Le SMS est-il une bonne méthode de double authentification ? C’est mieux que rien, mais c’est la méthode la plus faible. Les codes par SMS peuvent être interceptés via des attaques sur le réseau téléphonique ou par échange de carte SIM. Préférez une application d’authentification ou une clé physique dès que c’est possible.
Que faire si un de mes comptes a été piraté ? Changez immédiatement le mot de passe du compte concerné. Si vous l’utilisiez ailleurs, changez-le partout, et tirez-en la leçon en passant à des mots de passe uniques. Activez la double authentification, et vérifiez sur Have I Been Pwned l’étendue de la fuite.
Le générateur de la CNIL est-il fiable ? Oui. C’est un outil officiel, gratuit et conçu pour le grand public français. Il génère une phrase de passe à partir d’une méthode mnémotechnique et vous aide à en évaluer la solidité. C’est un bon point de départ si vous débutez.
Pour conclure
Créer un mot de passe fort en 2026 tient en trois idées simples. La longueur compte plus que la complexité, donc pensez phrase de passe. Chaque compte mérite son propre mot de passe, sans exception, parce qu’une fuite ne doit jamais en entraîner d’autres. Et une double authentification activée transforme une faille potentielle en non-événement.

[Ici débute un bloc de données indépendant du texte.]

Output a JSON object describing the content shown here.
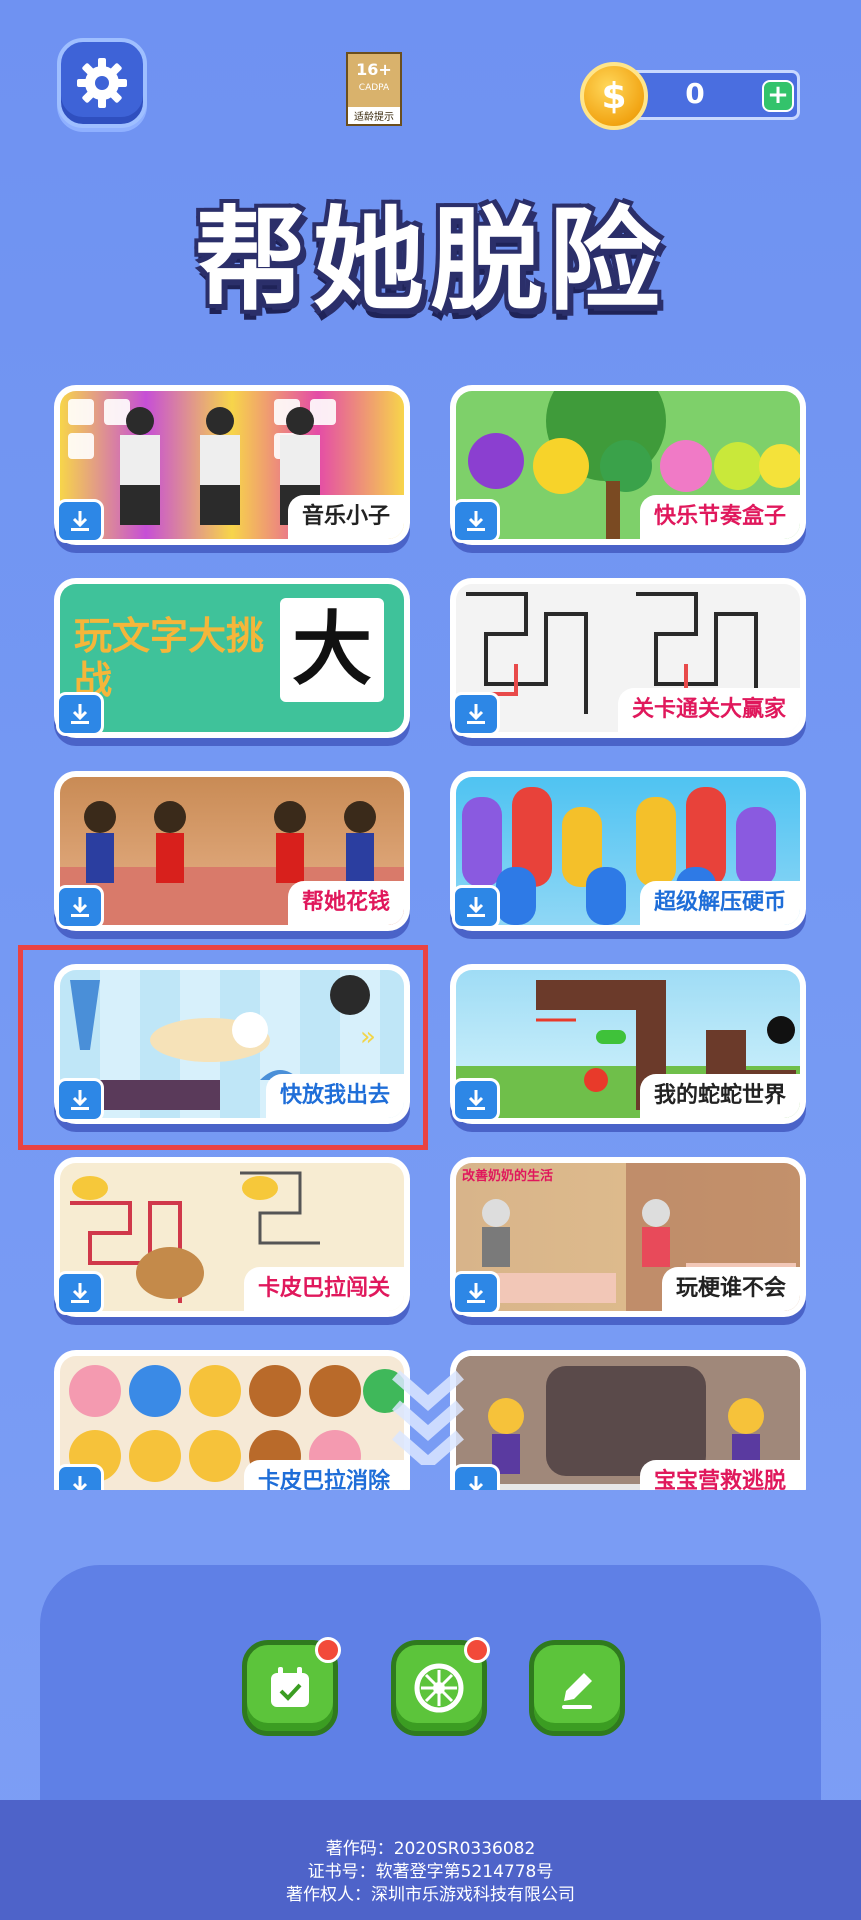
{
  "header": {
    "age_rating": "16+",
    "age_org": "CADPA",
    "age_tip": "适龄提示",
    "coin_count": "0",
    "coin_symbol": "$",
    "coin_plus": "+"
  },
  "title": "帮她脱险",
  "games": [
    {
      "label": "音乐小子"
    },
    {
      "label": "快乐节奏盒子"
    },
    {
      "label": "玩文字大挑战"
    },
    {
      "label": "关卡通关大赢家"
    },
    {
      "label": "帮她花钱"
    },
    {
      "label": "超级解压硬币"
    },
    {
      "label": "快放我出去"
    },
    {
      "label": "我的蛇蛇世界"
    },
    {
      "label": "卡皮巴拉闯关"
    },
    {
      "label": "玩梗谁不会"
    },
    {
      "label": "卡皮巴拉消除"
    },
    {
      "label": "宝宝营救逃脱"
    }
  ],
  "card_art_text": {
    "wordgame": "玩文字大挑战",
    "big_char": "大",
    "grandma": "改善奶奶的生活"
  },
  "footer": {
    "line1": "著作码：2020SR0336082",
    "line2": "证书号：软著登字第5214778号",
    "line3": "著作权人：深圳市乐游戏科技有限公司"
  },
  "colors": {
    "background": "#7599f3",
    "button_green": "#5cc43b",
    "highlight_red": "#e94343",
    "download_blue": "#2d87e6"
  },
  "icons": [
    "gear-icon",
    "coin-icon",
    "plus-icon",
    "download-icon",
    "calendar-check-icon",
    "compass-icon",
    "pencil-icon",
    "chevron-down-icon"
  ]
}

Le reste est une affaire d’outils. Un bon gestionnaire de mots de passe absorbe toute la charge mentale et génère des secrets que vous n’auriez jamais imaginés. Les passkeys, elles, dessinent un futur où la question du mot de passe ne se posera même plus.
La sécurité numérique n’est pas une affaire de génie. C’est une affaire d’hygiène. Un peu comme se laver les mains : ce n’est pas spectaculaire, mais ça évite l’essentiel des ennuis.